An adult should be responsible for charging the hoverboard.
Do not leave a charging hoverboard unattended.
Only use the charging cord that came with the hoverboard.
Stop using your hoverboard if it overheats.
Extreme hot or cold temperature can hurt the battery.
Wholesaler and retailers are also taking notice of the fire hazard, with entities such as Amazon removing 97 percent of the boards from its site. Swagway, a hoverboard manufacturer, reported that Amazon sent notice to each manufacturer asking them to provide proof that their products “are compliant with applicable safety standards, including UN 38.3 (battery), UL 1642 (battery), and UL 60950-1 (charger).”
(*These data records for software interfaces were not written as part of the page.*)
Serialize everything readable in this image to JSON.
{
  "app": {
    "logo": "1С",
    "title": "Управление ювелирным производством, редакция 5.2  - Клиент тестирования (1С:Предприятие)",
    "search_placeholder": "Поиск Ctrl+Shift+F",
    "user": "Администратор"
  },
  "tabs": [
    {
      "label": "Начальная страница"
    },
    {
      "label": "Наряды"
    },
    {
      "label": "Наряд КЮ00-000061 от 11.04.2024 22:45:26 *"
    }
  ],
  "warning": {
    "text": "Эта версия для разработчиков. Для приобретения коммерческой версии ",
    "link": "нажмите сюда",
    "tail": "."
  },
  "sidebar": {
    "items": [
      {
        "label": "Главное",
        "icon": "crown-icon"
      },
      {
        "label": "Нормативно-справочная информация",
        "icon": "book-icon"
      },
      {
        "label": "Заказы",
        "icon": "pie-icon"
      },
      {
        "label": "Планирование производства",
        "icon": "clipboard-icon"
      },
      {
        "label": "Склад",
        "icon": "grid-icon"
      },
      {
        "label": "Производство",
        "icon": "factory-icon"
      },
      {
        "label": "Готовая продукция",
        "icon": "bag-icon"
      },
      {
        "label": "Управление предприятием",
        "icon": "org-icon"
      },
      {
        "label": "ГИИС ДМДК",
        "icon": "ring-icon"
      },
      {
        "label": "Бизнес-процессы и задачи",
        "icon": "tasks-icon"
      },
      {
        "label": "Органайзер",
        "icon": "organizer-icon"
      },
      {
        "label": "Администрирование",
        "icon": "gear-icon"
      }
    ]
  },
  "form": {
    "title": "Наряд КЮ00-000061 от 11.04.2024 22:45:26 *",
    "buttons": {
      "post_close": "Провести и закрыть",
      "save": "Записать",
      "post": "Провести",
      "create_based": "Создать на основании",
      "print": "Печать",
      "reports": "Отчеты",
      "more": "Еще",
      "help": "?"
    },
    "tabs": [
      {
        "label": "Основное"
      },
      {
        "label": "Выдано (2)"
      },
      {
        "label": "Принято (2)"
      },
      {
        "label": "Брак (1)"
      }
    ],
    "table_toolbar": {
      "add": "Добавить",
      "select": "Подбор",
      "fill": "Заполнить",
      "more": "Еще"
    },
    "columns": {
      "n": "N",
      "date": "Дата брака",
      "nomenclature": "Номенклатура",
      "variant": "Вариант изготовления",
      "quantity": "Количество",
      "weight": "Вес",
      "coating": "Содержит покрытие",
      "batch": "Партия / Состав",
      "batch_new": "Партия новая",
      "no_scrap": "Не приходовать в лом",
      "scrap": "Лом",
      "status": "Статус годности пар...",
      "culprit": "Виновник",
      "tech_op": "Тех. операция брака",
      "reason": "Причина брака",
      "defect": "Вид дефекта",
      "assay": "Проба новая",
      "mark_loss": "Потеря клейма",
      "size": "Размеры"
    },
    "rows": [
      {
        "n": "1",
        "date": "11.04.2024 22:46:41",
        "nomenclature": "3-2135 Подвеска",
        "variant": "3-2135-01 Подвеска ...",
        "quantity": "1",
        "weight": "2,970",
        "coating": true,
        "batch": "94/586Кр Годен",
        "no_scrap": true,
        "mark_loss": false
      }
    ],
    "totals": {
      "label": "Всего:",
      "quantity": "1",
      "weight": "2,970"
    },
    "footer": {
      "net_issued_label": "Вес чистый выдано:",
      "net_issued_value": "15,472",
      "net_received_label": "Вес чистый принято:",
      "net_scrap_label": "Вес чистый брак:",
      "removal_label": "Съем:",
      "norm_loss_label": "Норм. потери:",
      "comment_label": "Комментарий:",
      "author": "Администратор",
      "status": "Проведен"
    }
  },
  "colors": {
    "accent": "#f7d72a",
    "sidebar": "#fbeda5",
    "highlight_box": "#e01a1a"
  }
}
Subrogation Recovery Potential
The fire risk presented by hoverboards may lead to subrogation recovery opportunities. In California, hoverboard retailers and manufacturers could be liable under the design defect theory of strict products liability if their products are not performing as safely as an ordinary consumer would expect while being used in a reasonably foreseeable manner. See Barker v. Lull Engineering Co. (1978) 20 Cal.3d 413, 427. As stated above, it is believed that the hoverboards are bursting into flames during the charging process because of defective batteries and plugs (See NFPA statement). It is likely that these failures are resulting from a defective design of the battery or charger. It is also believed that many of these products fail to meet the applicable safety standards (UL, etc.). It is reasonable to believe that the ordinary consumer expects their hoverboard to meet the applicable safety standards and does not expect it to catch fire during the charging process. Therefore, it is important to conduct detailed investigations following a loss, and take into account hoverboards in an area of origin.
In the interim, the industry will continue to track the CPSC’s investigation and look for guidance from entities such as NFPA and UL.